Momentan droht zum Beispiel dem FSV Mainz 05 so ein Ereignis, nämlich der Abstieg. Mainz ist Vorletzter der Bundesligatabelle, neun Punkte fehlen zum rettenden 15. Platz, der Rückstand auf Leverkusen beträgt schlappe 48 Zähler.

Es wäre meiner Meinung nach sehr schade, wenn Mainz uns verlassen müsste, denn dieser Verein ist mir ans Herz gewachsen. Das hinbekommen zu haben, ist im Grunde eine Meisterleistung für sich, denn ich war bei keinem Heimspiel der Mainzer, und ich kenne auch die Innenstadt nicht, nie gesehen. Ich war nur zweimal kurz dort, einmal traf ich Thomas Tuchel zum Mittagessen, und einmal war es dunkel: Ich verbrachte einen Samstagabend im ZDF-Sportstudio.

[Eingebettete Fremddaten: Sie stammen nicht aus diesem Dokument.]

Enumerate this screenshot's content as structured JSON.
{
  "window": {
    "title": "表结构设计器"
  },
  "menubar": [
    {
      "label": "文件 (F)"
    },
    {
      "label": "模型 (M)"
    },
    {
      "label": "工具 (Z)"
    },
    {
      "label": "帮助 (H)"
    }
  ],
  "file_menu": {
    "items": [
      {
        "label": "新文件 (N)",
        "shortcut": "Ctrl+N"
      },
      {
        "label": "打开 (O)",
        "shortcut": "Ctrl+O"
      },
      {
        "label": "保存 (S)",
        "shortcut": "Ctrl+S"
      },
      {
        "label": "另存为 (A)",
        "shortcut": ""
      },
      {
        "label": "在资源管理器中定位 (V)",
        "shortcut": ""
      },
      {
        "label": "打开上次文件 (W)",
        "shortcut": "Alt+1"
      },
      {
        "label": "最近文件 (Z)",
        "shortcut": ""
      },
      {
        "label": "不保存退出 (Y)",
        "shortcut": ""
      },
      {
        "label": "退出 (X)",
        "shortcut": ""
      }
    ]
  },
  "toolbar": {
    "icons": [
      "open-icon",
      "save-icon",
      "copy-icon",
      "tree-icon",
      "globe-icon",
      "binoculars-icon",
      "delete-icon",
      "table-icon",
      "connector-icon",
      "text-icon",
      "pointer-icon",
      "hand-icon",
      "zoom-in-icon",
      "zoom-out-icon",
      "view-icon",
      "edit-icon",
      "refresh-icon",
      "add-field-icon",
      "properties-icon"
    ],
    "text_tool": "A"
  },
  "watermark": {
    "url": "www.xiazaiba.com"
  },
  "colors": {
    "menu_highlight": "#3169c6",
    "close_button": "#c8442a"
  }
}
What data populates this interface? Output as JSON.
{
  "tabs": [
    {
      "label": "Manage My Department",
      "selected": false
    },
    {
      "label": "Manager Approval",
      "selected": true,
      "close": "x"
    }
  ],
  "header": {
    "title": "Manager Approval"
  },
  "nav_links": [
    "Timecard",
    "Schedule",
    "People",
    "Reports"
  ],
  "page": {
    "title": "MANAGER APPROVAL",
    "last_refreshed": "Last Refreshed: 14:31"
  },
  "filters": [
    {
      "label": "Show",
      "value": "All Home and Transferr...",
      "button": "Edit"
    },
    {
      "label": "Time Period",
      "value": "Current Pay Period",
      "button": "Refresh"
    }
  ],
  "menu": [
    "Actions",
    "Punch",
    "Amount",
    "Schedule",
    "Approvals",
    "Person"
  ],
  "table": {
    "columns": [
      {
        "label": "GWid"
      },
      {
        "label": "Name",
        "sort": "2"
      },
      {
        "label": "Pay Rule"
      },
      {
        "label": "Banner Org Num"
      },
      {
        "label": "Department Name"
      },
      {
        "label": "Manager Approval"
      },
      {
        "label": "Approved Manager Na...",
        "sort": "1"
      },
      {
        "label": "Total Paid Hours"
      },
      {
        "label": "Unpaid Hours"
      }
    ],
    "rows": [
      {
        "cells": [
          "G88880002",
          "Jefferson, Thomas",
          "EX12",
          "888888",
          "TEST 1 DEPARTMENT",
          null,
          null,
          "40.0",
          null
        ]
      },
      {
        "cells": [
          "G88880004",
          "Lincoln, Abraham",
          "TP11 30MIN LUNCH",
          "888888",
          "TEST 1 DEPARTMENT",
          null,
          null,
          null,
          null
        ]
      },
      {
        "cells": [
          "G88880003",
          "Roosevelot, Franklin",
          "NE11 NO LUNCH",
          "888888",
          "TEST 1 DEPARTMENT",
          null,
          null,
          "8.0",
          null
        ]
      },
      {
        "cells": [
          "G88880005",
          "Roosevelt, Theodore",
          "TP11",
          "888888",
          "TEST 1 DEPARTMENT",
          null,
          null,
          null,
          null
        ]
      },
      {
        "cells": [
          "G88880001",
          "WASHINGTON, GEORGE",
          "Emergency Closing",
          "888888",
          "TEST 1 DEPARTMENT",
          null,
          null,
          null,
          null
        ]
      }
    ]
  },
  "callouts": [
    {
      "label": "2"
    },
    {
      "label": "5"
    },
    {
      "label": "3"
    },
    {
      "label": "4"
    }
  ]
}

Ich bin also kein 05-Fan, und doch dürfen die Mainzer nicht absteigen, finde ich, denn wir haben ihnen viel zu verdanken. Und damit meine ich nicht Riesling und schon gar nicht Fastnacht, obwohl ich als Kind jede "Mainz bleibt Mainz, wie es singt und lacht"- Sendung tapfer durchgestanden habe.

Nein, ich meine das anders. Mainz hat ein paar der erfolgreichsten Figuren der Fußballgeschichte hervorgebracht. Jürgen Klopp wuchs dort vom mittelmäßigen Zweitligaspieler zum Jahrhunderttrainer – er gewann später zwei Meisterschaften in Folge mit Dortmund, was seltener vorkommt als ein fehlerfrei vorgetragener Schalke-Konter, und dann die Champions League mit Liverpool.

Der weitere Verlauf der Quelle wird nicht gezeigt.